Abstract: We fine-tune LLMs to write natural language critiques (natural language critical comments) using behavioral cloning. On a topic-based summarization task, critiques written by our models help humans find flaws in summaries that they would have otherwise missed. Our models help find naturally occurring flaws in both model and human written summaries, and intentional flaws in summaries written by humans to be deliberately misleading. We study scaling properties of critiquing with both topic-based summarization and synthetic tasks. Larger models write more helpful critiques, and on most tasks, are better at self-critiquing, despite having harder-to-critique outputs. Larger models can also integrate their own self-critiques as feedback, refining their own summaries into better ones. Finally, we motivate and introduce a framework for comparing critiquing ability to generation and discrimination ability. Our measurements suggest that even large models may still have relevant knowledge they cannot or do not articulate as critiques. These results are a proof of concept for using AI-assisted human feedback to scale the supervision of machine learning systems to tasks that are difficult for humans to evaluate directly. We release our training datasets, as well as samples from our critique assistance experiments.

PDF Abstract

Essay: Evaluation and Self-Improvement in LLMs

The paper "Self-critiquing models for assisting human evaluators," authored by researchers at OpenAI, presents a paper focused on fine-tuning LLMs to produce natural language critiques. These critiques aim to help human evaluators identify flaws in topic-based summaries generated by other models. The research is motivated by the challenge of evaluating complex model outputs, which often require expertise and significant effort from human evaluators. It proposes a scalable oversight mechanism that leverages AI's capability to assist humans through critiques.

Key Findings and Contributions

The researchers outline several key contributions from their work:

Model-Assisted Critiquing: Model-generated critiques were found to enhance human evaluators' ability to identify more flaws. The experiments revealed that critiques aided in detecting around 50% more errors in summaries compared to unaided human evaluators.
Scaling and Critique Quality: Larger models demonstrated better performance in generating helpful critiques. These models were observed to be more adept at critiquing their outputs, indicating an improvement in self-awareness as model size increases.
Improving Model Outputs via Self-Critique: By using the critiques to refine their outputs, models notably improved their summarization quality. This finding underscores the potential for self-improvement within LLMs using internal feedback mechanisms.
Generator-Discriminator-Critique (GDC) Gaps: The paper introduces a framework to assess the performance gaps between a model's ability to generate, discriminate, and critique outputs. It reveals that even large models retain knowledge they struggle to express as effective critiques, suggesting room for growth in critique articulation.
Public Dataset Release: The researchers contribute to the scientific community by releasing datasets used for training and experiments, fostering further advancements in AI critique generation and evaluation.

Implications and Future Directions

This research offers significant practical and theoretical implications. Practically, integrating critique generation into model training can improve oversight and increase the reliability of AI systems, particularly in tasks where human evaluation is arduous. Theoretically, this paper provides insights into self-awareness and error correction in artificial systems, paving the way for more adaptable AI.
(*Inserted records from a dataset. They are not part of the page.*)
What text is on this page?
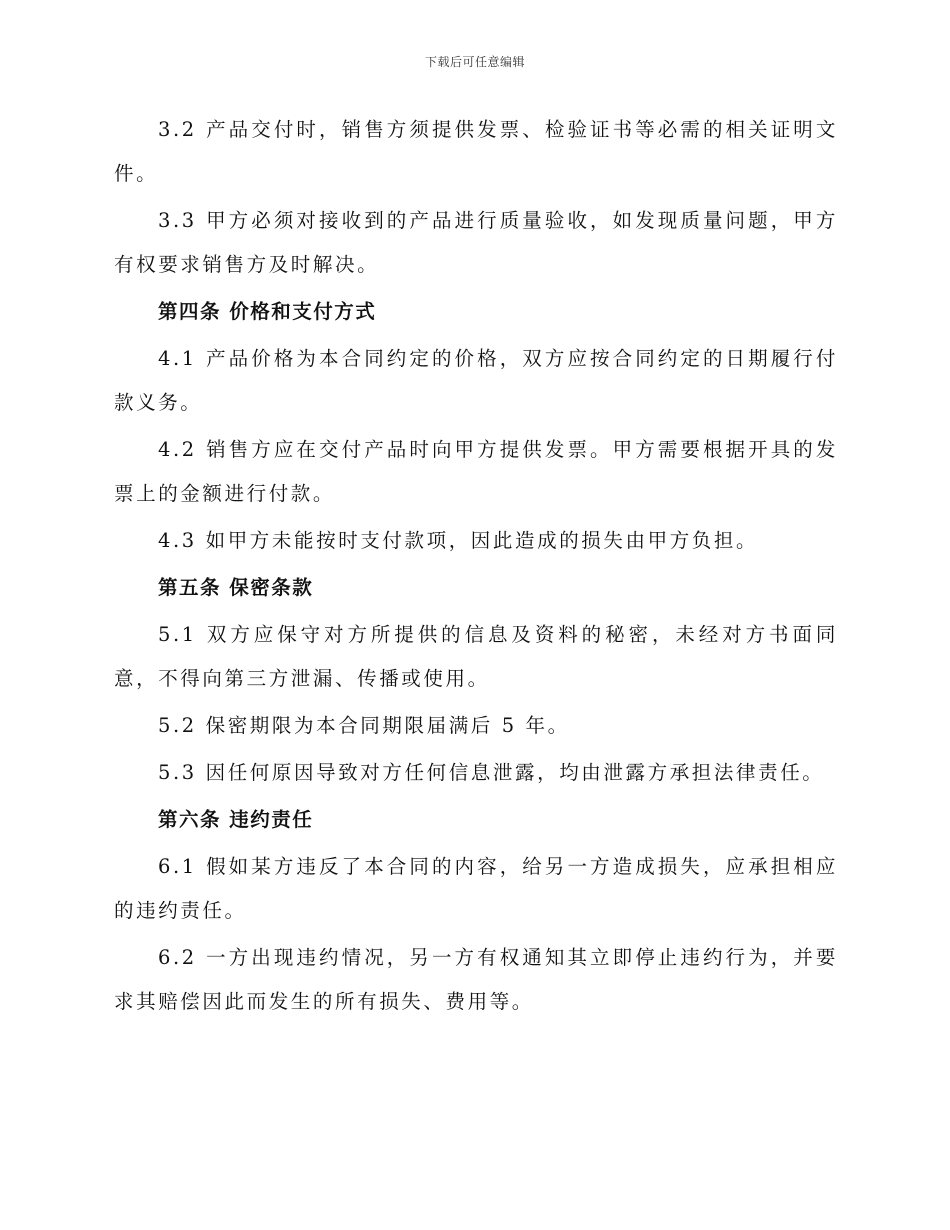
下载后可任意编辑

3.2 产品交付时，销售方须提供发票、检验证书等必需的相关证明文件。

3.3 甲方必须对接收到的产品进行质量验收，如发现质量问题，甲方有权要求销售方及时解决。

第四条 价格和支付方式

4.1 产品价格为本合同约定的价格，双方应按合同约定的日期履行付款义务。

4.2 销售方应在交付产品时向甲方提供发票。甲方需要根据开具的发票上的金额进行付款。

4.3 如甲方未能按时支付款项，因此造成的损失由甲方负担。

第五条 保密条款

5.1 双方应保守对方所提供的信息及资料的秘密，未经对方书面同意，不得向第三方泄漏、传播或使用。

5.2 保密期限为本合同期限届满后 5 年。

5.3 因任何原因导致对方任何信息泄露，均由泄露方承担法律责任。

第六条 违约责任

6.1 假如某方违反了本合同的内容，给另一方造成损失，应承担相应的违约责任。

6.2 一方出现违约情况，另一方有权通知其立即停止违约行为，并要求其赔偿因此而发生的所有损失、费用等。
Further research is likely to delve into refining critique models to close the GDC gaps identified. Advancements here could lead to AI systems capable of more nuanced self-assessment and correction, enhancing alignment and trustworthiness. Additionally, future studies may explore analogous mechanisms in other domains, such as code generation and open-ended question answering, where critiqueability is particularly challenging.

Conclusion

The paper's exploration of self-critiquing in LLMs marks a crucial step towards automating the evaluation of AI-generated content. By equipping models with the ability to critique effectively and assist human evaluators, the paper contributes to tackling the scalable oversight problem. The findings demonstrate the potential for large models to improve not only through external feedback but also via internally generated critiques, heralding new possibilities for self-improving AI systems.